Edinburgh Fringe: Six Characters in Search of an Author

DANIEL HYMAN experiences all things “meta” with this impressively original play.

6 characters Edinburgh Fringe sam reynor Victoria Fell

C Venues, 8.45pm, Wed 31 July – Sat 17 August, £10.50/£8.50

‘There are a million and one reviewers in this town – if you listen to every one out there, you’ll explode!’

Thus pleaded a Character to his Author, but the warning was unnecessary – the quality of acting seen today was superb.

Six Characters in Search of an Author begins with the director stating to his Characters that “We’re making an omelette here… you need to break a few eggs.” At this point, the “Characters” are merely shadows behind a screen; clever, meta-theatrical quotes abound, threatening to verge on cliché. This is a play about a play, yet at first it’s not clear what’s going on. We’re not sure how it will develop, or indeed whether it will develop at all.

The audience is given time to pause, wonder and anticipate these eggs which promise to be broken. The anticipation of the unknown was very effective – instead of merely revealing all at once, as so often happens with Fringe shows, the eggs are broken slowly but surely. (That’s enough eggs now.)

It’s worth reiterating that the acting was superb throughout. While this may sound like a simplistic analysis, the quality of acting made the play – lesser performances would have perhaps caused it to smack of cliché. Subtleties such as posture and facial expressions were held to perfection by the Characters, Victoria Fell and Julian Mack in particular. The choice of music always hit the right notes and added to the atmosphere each scene sought.

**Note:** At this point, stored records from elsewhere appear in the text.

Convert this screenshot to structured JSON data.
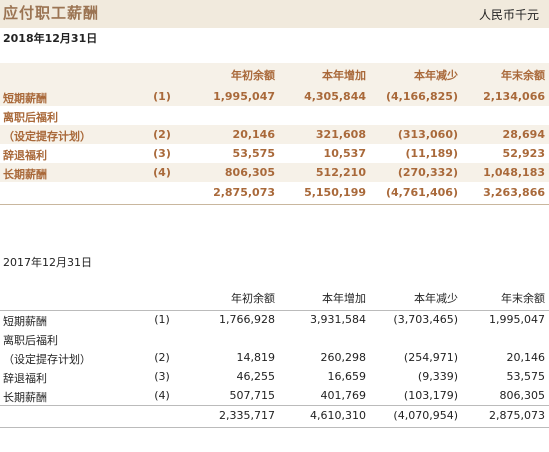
{
  "title": "应付职工薪酬",
  "unit": "人民币千元",
  "headers": [
    "年初余额",
    "本年增加",
    "本年减少",
    "年末余额"
  ],
  "sections": [
    {
      "period": "2018年12月31日",
      "rows": [
        {
          "label": "短期薪酬",
          "note": "(1)",
          "v1": "1,995,047",
          "v2": "4,305,844",
          "v3": "(4,166,825)",
          "v4": "2,134,066"
        },
        {
          "label": "离职后福利",
          "note": "",
          "v1": "",
          "v2": "",
          "v3": "",
          "v4": ""
        },
        {
          "label": "（设定提存计划）",
          "note": "(2)",
          "v1": "20,146",
          "v2": "321,608",
          "v3": "(313,060)",
          "v4": "28,694"
        },
        {
          "label": "辞退福利",
          "note": "(3)",
          "v1": "53,575",
          "v2": "10,537",
          "v3": "(11,189)",
          "v4": "52,923"
        },
        {
          "label": "长期薪酬",
          "note": "(4)",
          "v1": "806,305",
          "v2": "512,210",
          "v3": "(270,332)",
          "v4": "1,048,183"
        }
      ],
      "total": {
        "v1": "2,875,073",
        "v2": "5,150,199",
        "v3": "(4,761,406)",
        "v4": "3,263,866"
      }
    },
    {
      "period": "2017年12月31日",
      "rows": [
        {
          "label": "短期薪酬",
          "note": "(1)",
          "v1": "1,766,928",
          "v2": "3,931,584",
          "v3": "(3,703,465)",
          "v4": "1,995,047"
        },
        {
          "label": "离职后福利",
          "note": "",
          "v1": "",
          "v2": "",
          "v3": "",
          "v4": ""
        },
        {
          "label": "（设定提存计划）",
          "note": "(2)",
          "v1": "14,819",
          "v2": "260,298",
          "v3": "(254,971)",
          "v4": "20,146"
        },
        {
          "label": "辞退福利",
          "note": "(3)",
          "v1": "46,255",
          "v2": "16,659",
          "v3": "(9,339)",
          "v4": "53,575"
        },
        {
          "label": "长期薪酬",
          "note": "(4)",
          "v1": "507,715",
          "v2": "401,769",
          "v3": "(103,179)",
          "v4": "806,305"
        }
      ],
      "total": {
        "v1": "2,335,717",
        "v2": "4,610,310",
        "v3": "(4,070,954)",
        "v4": "2,875,073"
      }
    }
  ]
}
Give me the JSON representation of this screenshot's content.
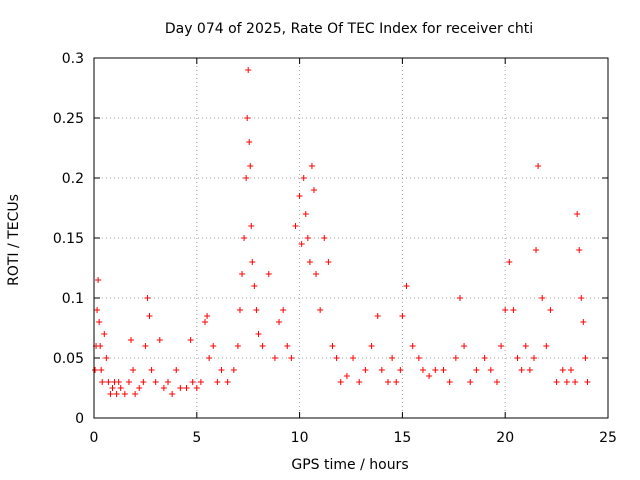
{
  "chart_data": {
    "type": "scatter",
    "title": "Day 074 of 2025, Rate Of TEC Index for receiver chti",
    "xlabel": "GPS time / hours",
    "ylabel": "ROTI / TECUs",
    "xlim": [
      0,
      25
    ],
    "ylim": [
      0,
      0.3
    ],
    "xticks": [
      0,
      5,
      10,
      15,
      20,
      25
    ],
    "yticks": [
      0,
      0.05,
      0.1,
      0.15,
      0.2,
      0.25,
      0.3
    ],
    "xtick_labels": [
      "0",
      "5",
      "10",
      "15",
      "20",
      "25"
    ],
    "ytick_labels": [
      "0",
      "0.05",
      "0.1",
      "0.15",
      "0.2",
      "0.25",
      "0.3"
    ],
    "grid": true,
    "marker": "+",
    "series": [
      {
        "name": "ROTI",
        "color": "#ff0000",
        "x": [
          0.05,
          0.1,
          0.15,
          0.2,
          0.25,
          0.3,
          0.35,
          0.4,
          0.5,
          0.6,
          0.7,
          0.8,
          0.9,
          1.0,
          1.1,
          1.2,
          1.3,
          1.5,
          1.7,
          1.8,
          1.9,
          2.0,
          2.2,
          2.4,
          2.5,
          2.6,
          2.7,
          2.8,
          3.0,
          3.2,
          3.4,
          3.6,
          3.8,
          4.0,
          4.2,
          4.5,
          4.7,
          4.8,
          5.0,
          5.2,
          5.4,
          5.5,
          5.6,
          5.8,
          6.0,
          6.2,
          6.5,
          6.8,
          7.0,
          7.1,
          7.2,
          7.3,
          7.4,
          7.45,
          7.5,
          7.55,
          7.6,
          7.65,
          7.7,
          7.8,
          7.9,
          8.0,
          8.2,
          8.5,
          8.8,
          9.0,
          9.2,
          9.4,
          9.6,
          9.8,
          10.0,
          10.1,
          10.2,
          10.3,
          10.4,
          10.5,
          10.6,
          10.7,
          10.8,
          11.0,
          11.2,
          11.4,
          11.6,
          11.8,
          12.0,
          12.3,
          12.6,
          12.9,
          13.2,
          13.5,
          13.8,
          14.0,
          14.3,
          14.5,
          14.7,
          14.9,
          15.0,
          15.2,
          15.5,
          15.8,
          16.0,
          16.3,
          16.6,
          17.0,
          17.3,
          17.6,
          17.8,
          18.0,
          18.3,
          18.6,
          19.0,
          19.3,
          19.6,
          19.8,
          20.0,
          20.2,
          20.4,
          20.6,
          20.8,
          21.0,
          21.2,
          21.4,
          21.5,
          21.6,
          21.8,
          22.0,
          22.2,
          22.5,
          22.8,
          23.0,
          23.2,
          23.4,
          23.5,
          23.6,
          23.7,
          23.8,
          23.9,
          24.0
        ],
        "y": [
          0.04,
          0.06,
          0.09,
          0.115,
          0.08,
          0.06,
          0.04,
          0.03,
          0.07,
          0.05,
          0.03,
          0.02,
          0.025,
          0.03,
          0.02,
          0.03,
          0.025,
          0.02,
          0.03,
          0.065,
          0.04,
          0.02,
          0.025,
          0.03,
          0.06,
          0.1,
          0.085,
          0.04,
          0.03,
          0.065,
          0.025,
          0.03,
          0.02,
          0.04,
          0.025,
          0.025,
          0.065,
          0.03,
          0.025,
          0.03,
          0.08,
          0.085,
          0.05,
          0.06,
          0.03,
          0.04,
          0.03,
          0.04,
          0.06,
          0.09,
          0.12,
          0.15,
          0.2,
          0.25,
          0.29,
          0.23,
          0.21,
          0.16,
          0.13,
          0.11,
          0.09,
          0.07,
          0.06,
          0.12,
          0.05,
          0.08,
          0.09,
          0.06,
          0.05,
          0.16,
          0.185,
          0.145,
          0.2,
          0.17,
          0.15,
          0.13,
          0.21,
          0.19,
          0.12,
          0.09,
          0.15,
          0.13,
          0.06,
          0.05,
          0.03,
          0.035,
          0.05,
          0.03,
          0.04,
          0.06,
          0.085,
          0.04,
          0.03,
          0.05,
          0.03,
          0.04,
          0.085,
          0.11,
          0.06,
          0.05,
          0.04,
          0.035,
          0.04,
          0.04,
          0.03,
          0.05,
          0.1,
          0.06,
          0.03,
          0.04,
          0.05,
          0.04,
          0.03,
          0.06,
          0.09,
          0.13,
          0.09,
          0.05,
          0.04,
          0.06,
          0.04,
          0.05,
          0.14,
          0.21,
          0.1,
          0.06,
          0.09,
          0.03,
          0.04,
          0.03,
          0.04,
          0.03,
          0.17,
          0.14,
          0.1,
          0.08,
          0.05,
          0.03
        ]
      }
    ]
  }
}
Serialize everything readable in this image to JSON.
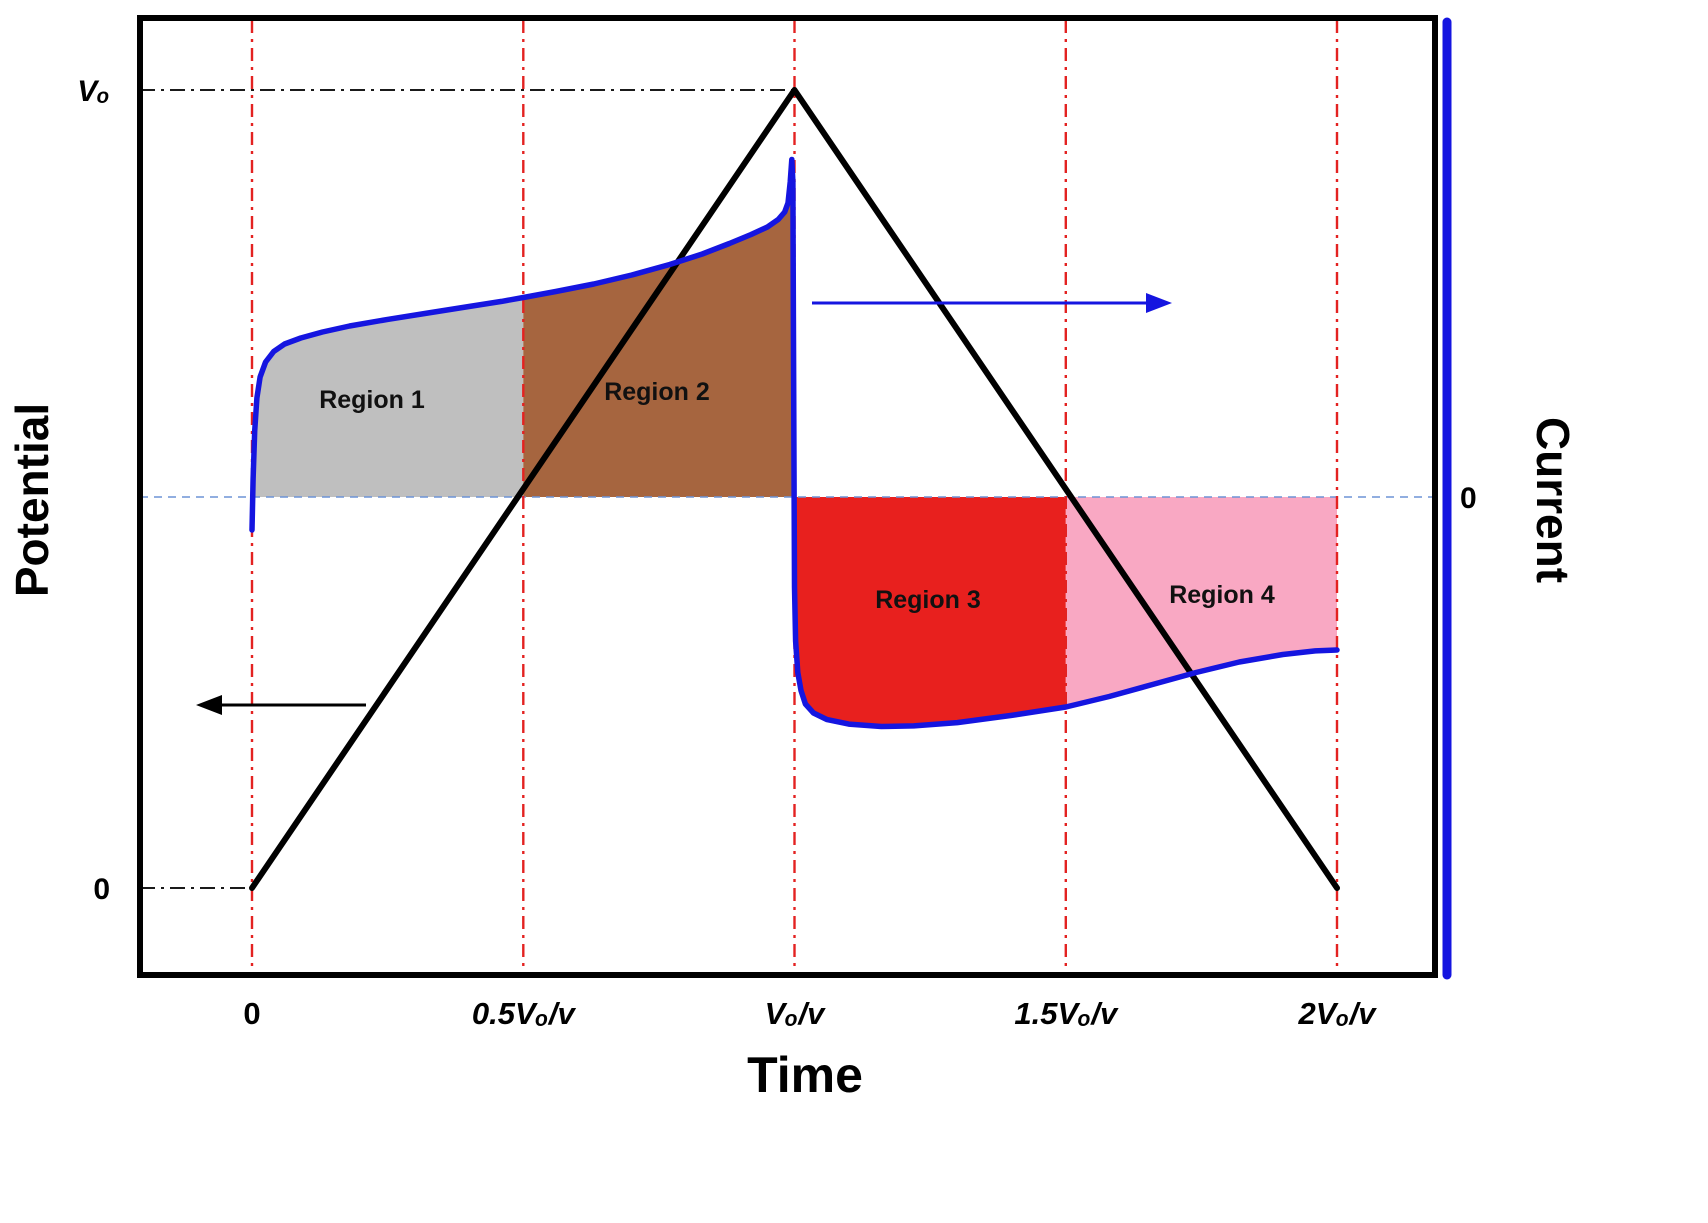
{
  "chart_data": {
    "type": "line",
    "xlabel": "Time",
    "ylabel_left": "Potential",
    "ylabel_right": "Current",
    "x_ticks": [
      {
        "t": 0,
        "label": "0"
      },
      {
        "t": 0.5,
        "label": "0.5Vₒ/v"
      },
      {
        "t": 1,
        "label": "Vₒ/v"
      },
      {
        "t": 1.5,
        "label": "1.5Vₒ/v"
      },
      {
        "t": 2,
        "label": "2Vₒ/v"
      }
    ],
    "left_axis": {
      "range": [
        0,
        1
      ],
      "ticks": [
        {
          "v": 1,
          "label": "Vₒ"
        },
        {
          "v": 0,
          "label": "0"
        }
      ]
    },
    "right_axis": {
      "ticks": [
        {
          "i": 0,
          "label": "0"
        }
      ]
    },
    "colors": {
      "potential": "#000000",
      "current": "#1515e0",
      "grid": "#e32221",
      "zero_line": "#6d93d6",
      "region1": "#bfbfbf",
      "region2": "#a6653f",
      "region3": "#e8201e",
      "region4": "#f9a8c3"
    },
    "series": [
      {
        "name": "Potential",
        "axis": "left",
        "points": [
          [
            0,
            0
          ],
          [
            1,
            1
          ],
          [
            2,
            0
          ]
        ]
      },
      {
        "name": "Current",
        "axis": "right",
        "points": [
          [
            0,
            -0.11
          ],
          [
            0.002,
            0.06
          ],
          [
            0.005,
            0.22
          ],
          [
            0.009,
            0.33
          ],
          [
            0.015,
            0.4
          ],
          [
            0.025,
            0.45
          ],
          [
            0.04,
            0.485
          ],
          [
            0.06,
            0.51
          ],
          [
            0.09,
            0.53
          ],
          [
            0.13,
            0.55
          ],
          [
            0.18,
            0.57
          ],
          [
            0.25,
            0.592
          ],
          [
            0.32,
            0.612
          ],
          [
            0.4,
            0.635
          ],
          [
            0.46,
            0.652
          ],
          [
            0.5,
            0.665
          ],
          [
            0.56,
            0.685
          ],
          [
            0.63,
            0.71
          ],
          [
            0.7,
            0.74
          ],
          [
            0.77,
            0.775
          ],
          [
            0.83,
            0.81
          ],
          [
            0.88,
            0.845
          ],
          [
            0.92,
            0.875
          ],
          [
            0.95,
            0.9
          ],
          [
            0.97,
            0.925
          ],
          [
            0.982,
            0.95
          ],
          [
            0.988,
            0.98
          ],
          [
            0.992,
            1.05
          ],
          [
            0.995,
            1.125
          ],
          [
            0.997,
            1.05
          ],
          [
            0.998,
            0.6
          ],
          [
            0.999,
            0.1
          ],
          [
            1.0,
            -0.3
          ],
          [
            1.002,
            -0.48
          ],
          [
            1.006,
            -0.585
          ],
          [
            1.012,
            -0.645
          ],
          [
            1.02,
            -0.69
          ],
          [
            1.035,
            -0.72
          ],
          [
            1.06,
            -0.742
          ],
          [
            1.1,
            -0.757
          ],
          [
            1.16,
            -0.765
          ],
          [
            1.22,
            -0.763
          ],
          [
            1.3,
            -0.752
          ],
          [
            1.4,
            -0.728
          ],
          [
            1.5,
            -0.7
          ],
          [
            1.58,
            -0.665
          ],
          [
            1.66,
            -0.625
          ],
          [
            1.74,
            -0.585
          ],
          [
            1.82,
            -0.55
          ],
          [
            1.9,
            -0.525
          ],
          [
            1.96,
            -0.513
          ],
          [
            2.0,
            -0.51
          ]
        ]
      }
    ],
    "regions": [
      {
        "label": "Region 1",
        "t0": 0,
        "t1": 0.5,
        "sign": 1,
        "color_key": "region1"
      },
      {
        "label": "Region 2",
        "t0": 0.5,
        "t1": 1,
        "sign": 1,
        "color_key": "region2"
      },
      {
        "label": "Region 3",
        "t0": 1,
        "t1": 1.5,
        "sign": -1,
        "color_key": "region3"
      },
      {
        "label": "Region 4",
        "t0": 1.5,
        "t1": 2,
        "sign": -1,
        "color_key": "region4"
      }
    ],
    "guides": [
      {
        "v": 1,
        "t_end": 1
      },
      {
        "v": 0,
        "t_end": 0
      }
    ],
    "legend": "none",
    "grid_on": true
  }
}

At this point, the Characters emerge from the shadows. Alongside this small cast, we see a director, his actors and stage hands hoping to find an author to make their story come alive. ‘Trying to make real something that’s not; that is the first sign of madness’, we’re told, but the Characters are their story – they are real to themselves.

With their eerie control over their bodies, the Characters evoke emotion through their portrayals of passion and anger, yet by contrast the actors, stage hands and director seem more fluid, more jovial and more human. The effect of this contrast is the sense that the audience is a fly on the wall, witnessing a real cast preparing for a real play. We’re told that ‘the illusions we create are our reality’, and for some moments, in particular when it was revealed that the audience member behind me was, in fact, lead actor Sam Reynor, I genuinely felt like the goal of “reality” was fully achieved.

That’s the beauty of this play. It has emotion, feeling and reality. It implicitly sums up what acting should be about. In some sense the sub-plot of the Characters is tangential- almost omitted from this review, although it is a worthy tale. Yet, through the clever, well-acted plot, this play about plays construes the philosophy of acting while keeping a safe distance from the predictable.